Times: Private pensions and real estate investment

The Times February 26, 2005

Home comforts with a catch

THE simplification of private pensions being introduced by Gordon Brown on April 6, 2006, has won general approval from the industry. But it has also brought warnings that the new-found freedoms for would-be pensioners carry their own dangers.

Mr Brown's big idea is that the current multiplicity of private schemes, ranging from personal pensions to company-provided options, will be replaced by a simple annual allowance and lifetime limits on individual contributions. Within those, you will have greater licence as to what you use to create your pension.

The aspect of the changes that seems to have caught the imagination of savers and headline writers alike is the possibility of converting houses into pension plans, something which has been banned up to now. Some have even been hypnotised by the possibility that their own home could become part of this tax-privileged vehicle.

Self-invested personal pensions (Sipps) would be the vehicles for this apparently enticing prospect. Given that an investment in a Sipp attracts tax relief at the highest rate, currently 40 per cent, savers would, in effect, be gaining a subsidy from the Chancellor to buy their own homes.

Colin Batchelor, of Legal & General¹s pensions department, says this might be of interest to people in their forties. If they had £200,000 in their pension scheme, augmented by borrowings of up to 50 per cent on top, they might easily have the firepower to buy their own home, he says.

Yet no one should think that Mr Brown will sit back and let you rob the Treasury of several tens of thousands of pounds. For a start, the rules state that people turning their house into their pension will have to pay a full market rent to live in their own home.

Then, of course, the pension must produce an income for your old age at some stage. Unless you have other means, you will have to sell your home or move to a cheaper one to raise the cash. That is anathema to many old people.

As last year's first report of Adair Turner's government-sponsored Pensions Commission put it: "The scale of funds releasable by trading down is limited by people¹s desire to live in local and familiar areas and in equally attractive areas, even if in a smaller house."

Yet not all financial advisers and their clients appreciate that what makes perfect sense to 35-year-olds, can become nonsense when they get to 75.

Stuart Bayliss, of Annuity Direct, is critical of some advice given by independent financial advisers (IFAs) on this subject. "Few IFAs have advised old people.
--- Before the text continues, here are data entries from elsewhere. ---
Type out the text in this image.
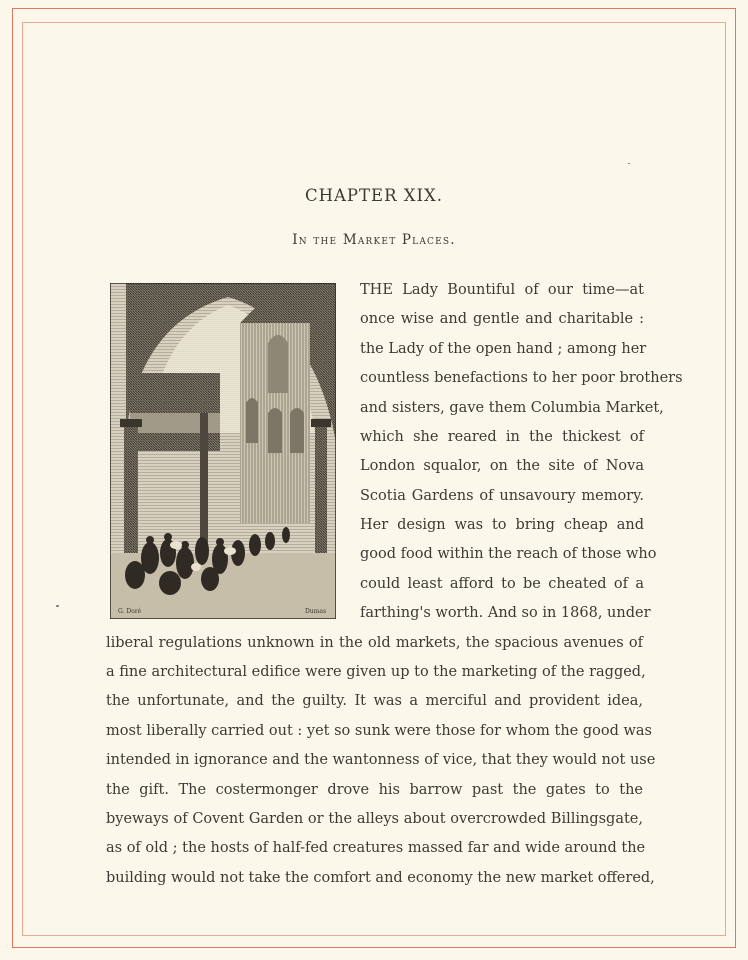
CHAPTER XIX.
In the Market Places.
G. Doré	Dumas
THE Lady Bountiful of our time—at
once wise and gentle and charitable :
the Lady of the open hand ; among her
countless benefactions to her poor brothers
and sisters, gave them Columbia Market,
which she reared in the thickest of
London squalor, on the site of Nova
Scotia Gardens of unsavoury memory.
Her design was to bring cheap and
good food within the reach of those who
could least afford to be cheated of a
farthing's worth. And so in 1868, under
liberal regulations unknown in the old markets, the spacious avenues of
a fine architectural edifice were given up to the marketing of the ragged,
the unfortunate, and the guilty. It was a merciful and provident idea,
most liberally carried out : yet so sunk were those for whom the good was
intended in ignorance and the wantonness of vice, that they would not use
the gift. The costermonger drove his barrow past the gates to the
byeways of Covent Garden or the alleys about overcrowded Billingsgate,
as of old ; the hosts of half-fed creatures massed far and wide around the
building would not take the comfort and economy the new market offered,
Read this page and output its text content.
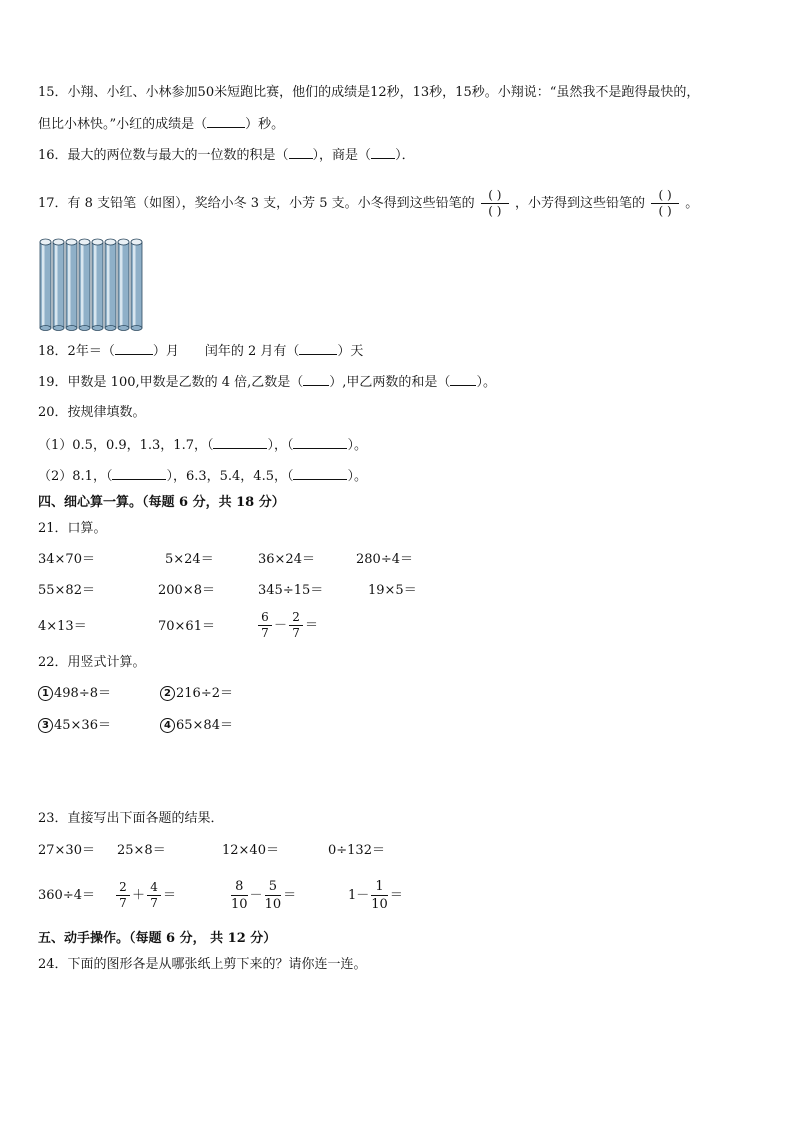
15．小翔、小红、小林参加50米短跑比赛，他们的成绩是12秒，13秒，15秒。小翔说：“虽然我不是跑得最快的，
但比小林快。”小红的成绩是（	）秒。
16．最大的两位数与最大的一位数的积是（ ），商是（ ）．
17．有 8 支铅笔（如图），奖给小冬 3 支，小芳 5 支。小冬得到这些铅笔的 $\frac{( )}{( )}$ ，小芳得到这些铅笔的 $\frac{( )}{( )}$ 。
18．2年＝（	）月 闰年的 2 月有（	）天
19．甲数是 100,甲数是乙数的 4 倍,乙数是（ ）,甲乙两数的和是（ ）。
20．按规律填数。
（1）0.5，0.9，1.3，1.7，（	），（	）。
（2）8.1，（	），6.3，5.4，4.5，（	）。
四、细心算一算。（每题 6 分，共 18 分）
21．口算。
34×70＝	5×24＝	36×24＝	280÷4＝
55×82＝	200×8＝	345÷15＝	19×5＝
4×13＝	70×61＝	$\frac{6}{7} - \frac{2}{7}$ ＝
22．用竖式计算。
1 498÷8＝	2 216÷2＝
3 45×36＝	4 65×84＝
23．直接写出下面各题的结果．
27×30＝ 25×8＝	12×40＝	0÷132＝
$360\div 4= \frac{2}{7} + \frac{4}{7}$ ＝	$\frac{8}{10} - \frac{5}{10}$ ＝	$1- \frac{1}{10}$ ＝
五、动手操作。（每题 6 分， 共 12 分）
24．下面的图形各是从哪张纸上剪下来的？请你连一连。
People change when they get older. Their attitudes change. They want to make things simpler."

This is one of the reasons that the currently very popular buy-to-let properties may also be unsuitable investments for the new, more laissez faire pension regime. Running what is in effect a small property rental business may be fine when you are fit and alert in middle age. It may be less attractive when you are in your eighties.

In any case, for most people the cost of setting up your own scheme is likely to be prohibitive. Mr Bayliss says: "In a normal scheme, providers will want you to keep costs reasonable by using their own established advisers. That is likely to rule out schemes tailored to your own property assets."
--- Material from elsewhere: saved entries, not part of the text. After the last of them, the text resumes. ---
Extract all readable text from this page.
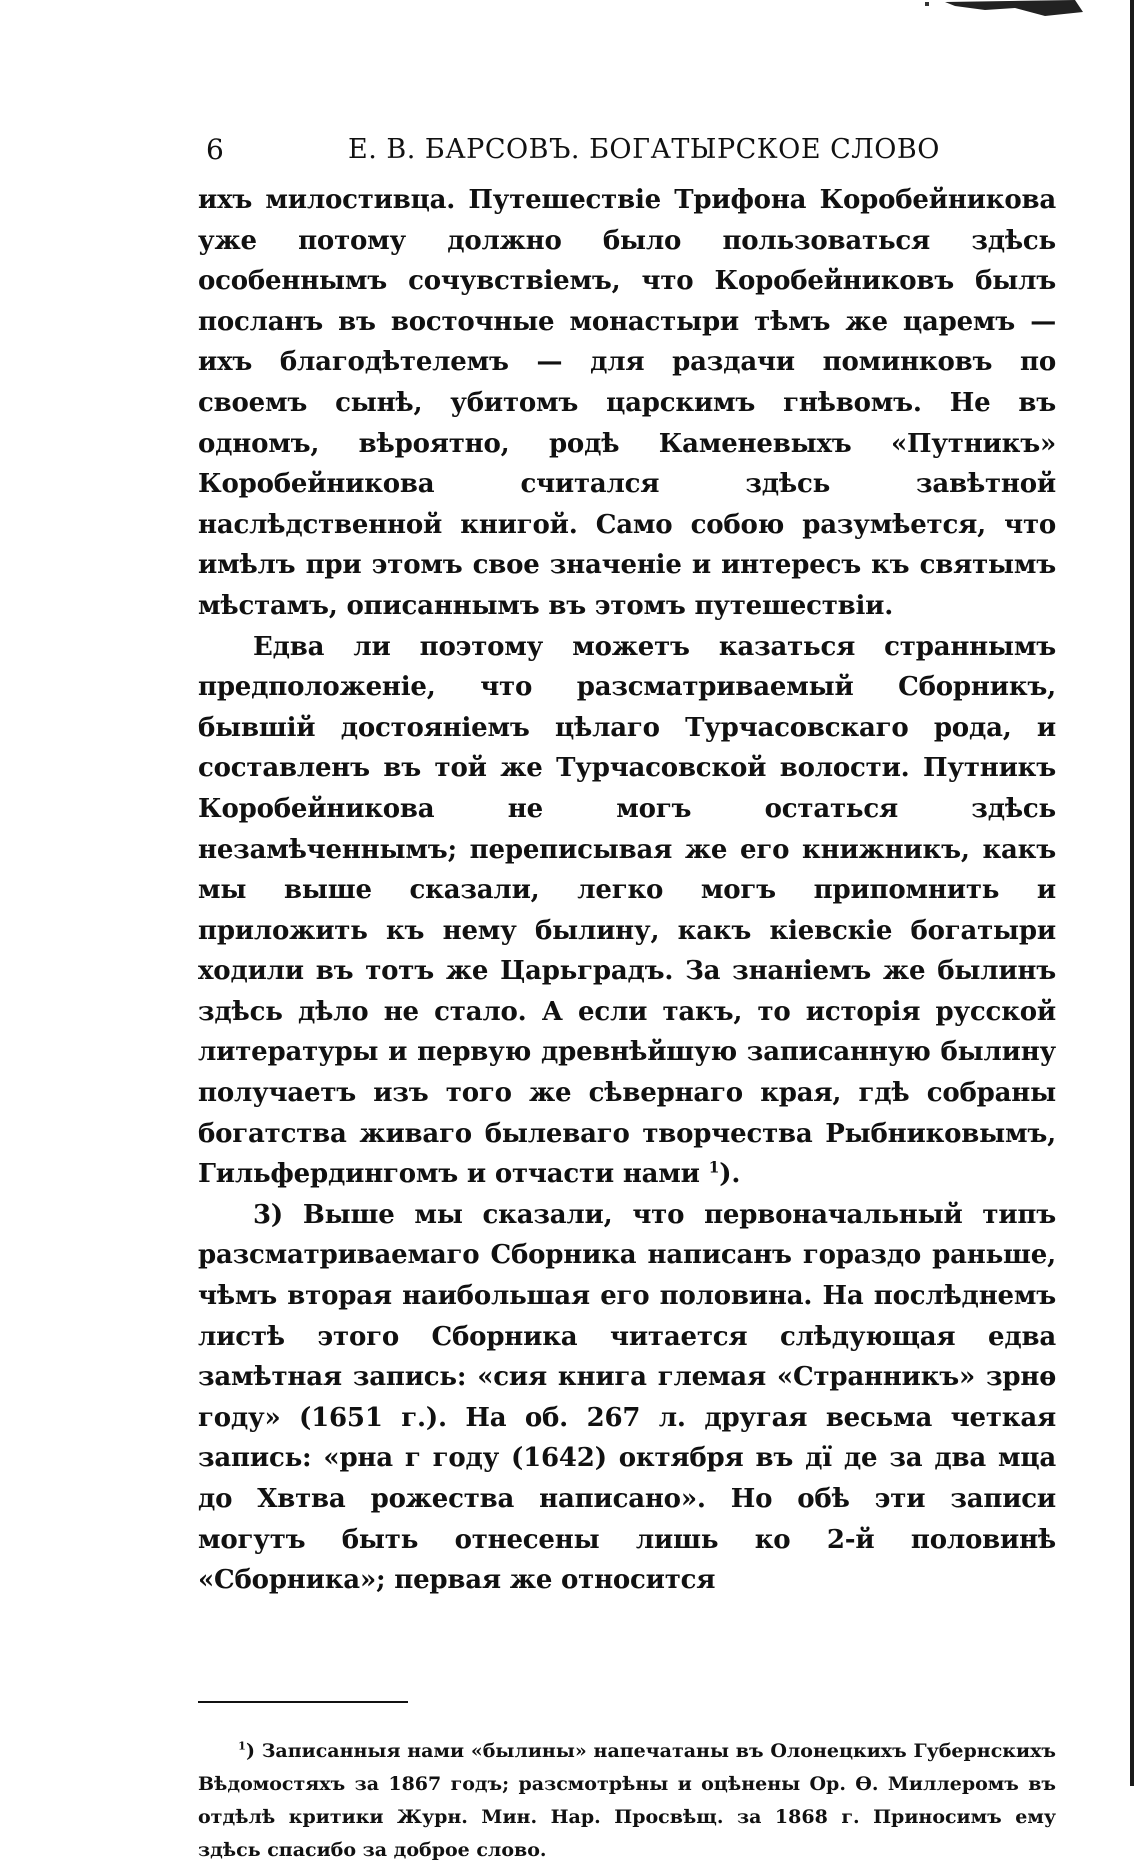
6	Е. В. БАРСОВЪ. БОГАТЫРСКОЕ СЛОВО

ихъ милостивца. Путешествіе Трифона Коробейникова уже потому должно было пользоваться здѣсь особеннымъ сочувствіемъ, что Коробейниковъ былъ посланъ въ восточные монастыри тѣмъ же царемъ — ихъ благодѣтелемъ — для раздачи поминковъ по своемъ сынѣ, убитомъ царскимъ гнѣвомъ. Не въ одномъ, вѣроятно, родѣ Каменевыхъ «Путникъ» Коробейникова считался здѣсь завѣтной наслѣдственной книгой. Само собою разумѣется, что имѣлъ при этомъ свое значеніе и интересъ къ святымъ мѣстамъ, описаннымъ въ этомъ путешествіи.

Едва ли поэтому можетъ казаться страннымъ предположеніе, что разсматриваемый Сборникъ, бывшій достояніемъ цѣлаго Турчасовскаго рода, и составленъ въ той же Турчасовской волости. Путникъ Коробейникова не могъ остаться здѣсь незамѣченнымъ; переписывая же его книжникъ, какъ мы выше сказали, легко могъ припомнить и приложить къ нему былину, какъ кіевскіе богатыри ходили въ тотъ же Царьградъ. За знаніемъ же былинъ здѣсь дѣло не стало. А если такъ, то исторія русской литературы и первую древнѣйшую записанную былину получаетъ изъ того же сѣвернаго края, гдѣ собраны богатства живаго былеваго творчества Рыбниковымъ, Гильфердингомъ и отчасти нами $^1$).

3) Выше мы сказали, что первоначальный типъ разсматриваемаго Сборника написанъ гораздо раньше, чѣмъ вторая наибольшая его половина. На послѣднемъ листѣ этого Сборника читается слѣдующая едва замѣтная запись: «сия книга глемая «Странникъ» зрнѳ году» (1651 г.). На об. 267 л. другая весьма четкая запись: «рна г году (1642) октября въ дї де за два мца до Хвтва рожества написано». Но обѣ эти записи могутъ быть отнесены лишь ко 2-й половинѣ «Сборника»; первая же относится

$^1$) Записанныя нами «былины» напечатаны въ Олонецкихъ Губернскихъ Вѣдомостяхъ за 1867 годъ; разсмотрѣны и оцѣнены Ор. Ѳ. Миллеромъ въ отдѣлѣ критики Журн. Мин. Нар. Просвѣщ. за 1868 г. Приносимъ ему здѣсь спасибо за доброе слово.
There is also the role of the trustees. In a Sipp or other pension, these are the people who nominally hold the assets on your behalf. But Tom McPhail, a pensions expert at Hargreaves Lansdown, the IFA, says their ideas and yours may not coincide. He says if you lose a tenant and cannot keep up the payments on a loan, the trustee may then decide to sell the property against your wishes to keep the bank happy.

More generally, Stephen Yeo, of Watson Wyatt, the actuary, says experience shows how cyclical investment property can be. "You can imagine in 20 years' time everyone will be selling their properties and will wonder why anyone thought it was a good idea to buy them in the first place."
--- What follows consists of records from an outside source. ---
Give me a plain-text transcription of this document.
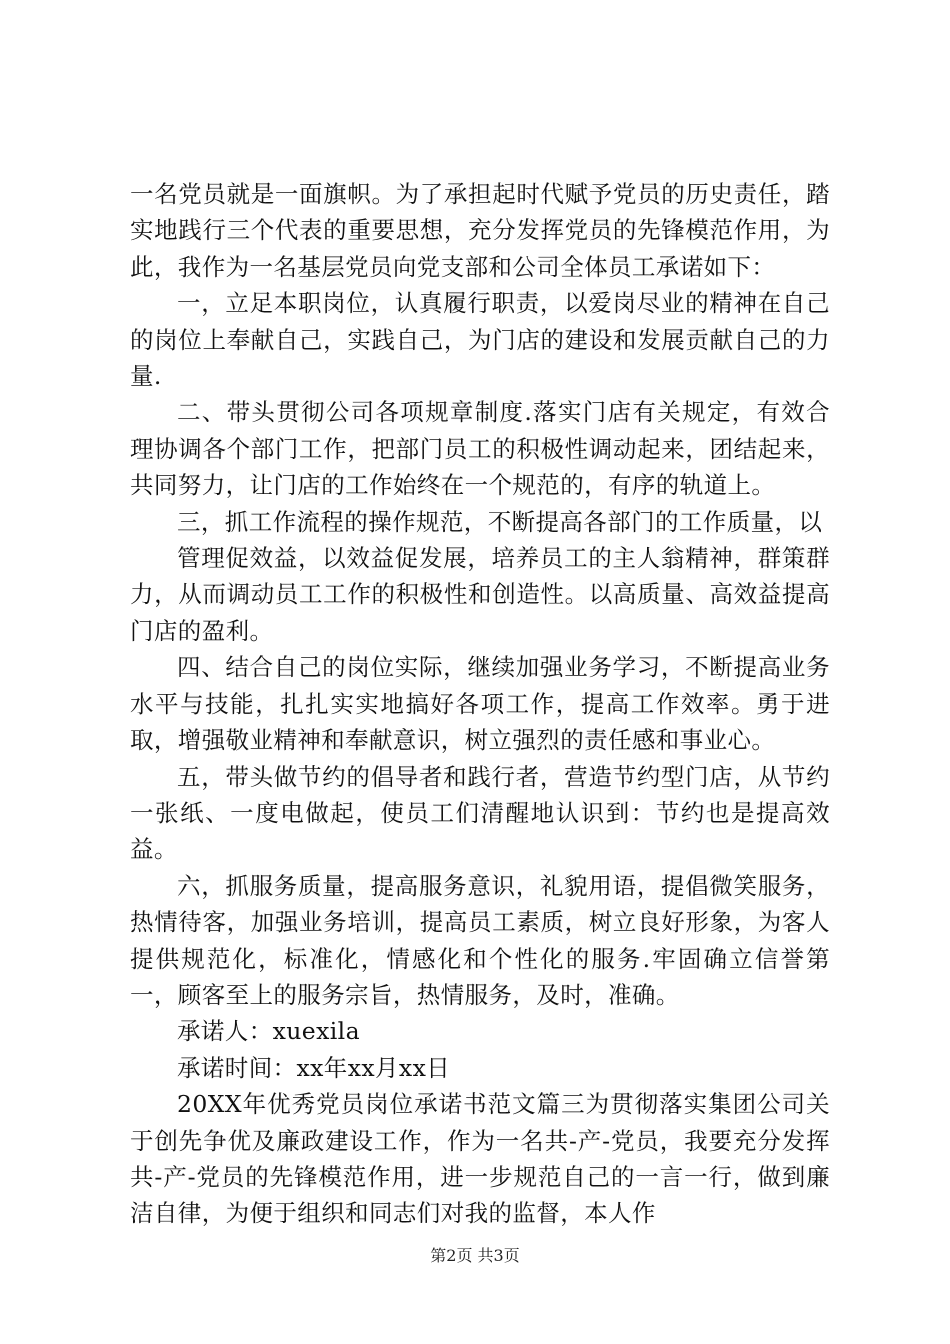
一名党员就是一面旗帜。为了承担起时代赋予党员的历史责任，踏实地践行三个代表的重要思想，充分发挥党员的先锋模范作用，为此，我作为一名基层党员向党支部和公司全体员工承诺如下：

一，立足本职岗位，认真履行职责，以爱岗尽业的精神在自己的岗位上奉献自己，实践自己，为门店的建设和发展贡献自己的力量.

二、带头贯彻公司各项规章制度.落实门店有关规定，有效合理协调各个部门工作，把部门员工的积极性调动起来，团结起来，共同努力，让门店的工作始终在一个规范的，有序的轨道上。

三，抓工作流程的操作规范，不断提高各部门的工作质量，以

管理促效益，以效益促发展，培养员工的主人翁精神，群策群力，从而调动员工工作的积极性和创造性。以高质量、高效益提高门店的盈利。

四、结合自己的岗位实际，继续加强业务学习，不断提高业务水平与技能，扎扎实实地搞好各项工作，提高工作效率。勇于进取，增强敬业精神和奉献意识，树立强烈的责任感和事业心。

五，带头做节约的倡导者和践行者，营造节约型门店，从节约一张纸、一度电做起，使员工们清醒地认识到：节约也是提高效益。

六，抓服务质量，提高服务意识，礼貌用语，提倡微笑服务，热情待客，加强业务培训，提高员工素质，树立良好形象，为客人提供规范化，标准化，情感化和个性化的服务.牢固确立信誉第一，顾客至上的服务宗旨，热情服务，及时，准确。

承诺人：xuexila

承诺时间：xx年xx月xx日

20XX年优秀党员岗位承诺书范文篇三为贯彻落实集团公司关于创先争优及廉政建设工作，作为一名共-产-党员，我要充分发挥共-产-党员的先锋模范作用，进一步规范自己的一言一行，做到廉洁自律，为便于组织和同志们对我的监督，本人作

第2页 共3页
The Turner report put the current value of private property assets at £2.25 billion, even after taking account of the accompanying mortgages. It calculated that people with incomes of about £21,000 a year had housing assets worth about £96,000 just before retirement age. That would be enough to buy an index-linked pension of £4,800 a year, at current rates. But the authors believe it would be wrong to assume that it would be. They argue that house prices are likely to fall as postwar baby-boomers retire because there will be a smaller working-age population to sell to.

Another area of the pension changes to excite interest is the apparent removal of the current requirement that you buy an annuity with your accumulated private pension pot. This puts many people off saving within one of the existing private pension schemes.

They see an annuity, which is a way of converting a lump sum into a stream of income, as a gamble with the Grim Reaper. A few sums show that it takes

14 years for an annuity just to pay back the capital cost at current rates. You may die long before that, leaving the insurance company providing the annuity to scoop up your hard-earned savings.

The new rules will bring in the idea of the "alternative secured pension". This effectively allows people opting for pension drawdown, where they get an income from their pension assets instead of buying an annuity, to continue the arrangement until they die. After that, the remaining fund may be available tax-free to pass on to future generations.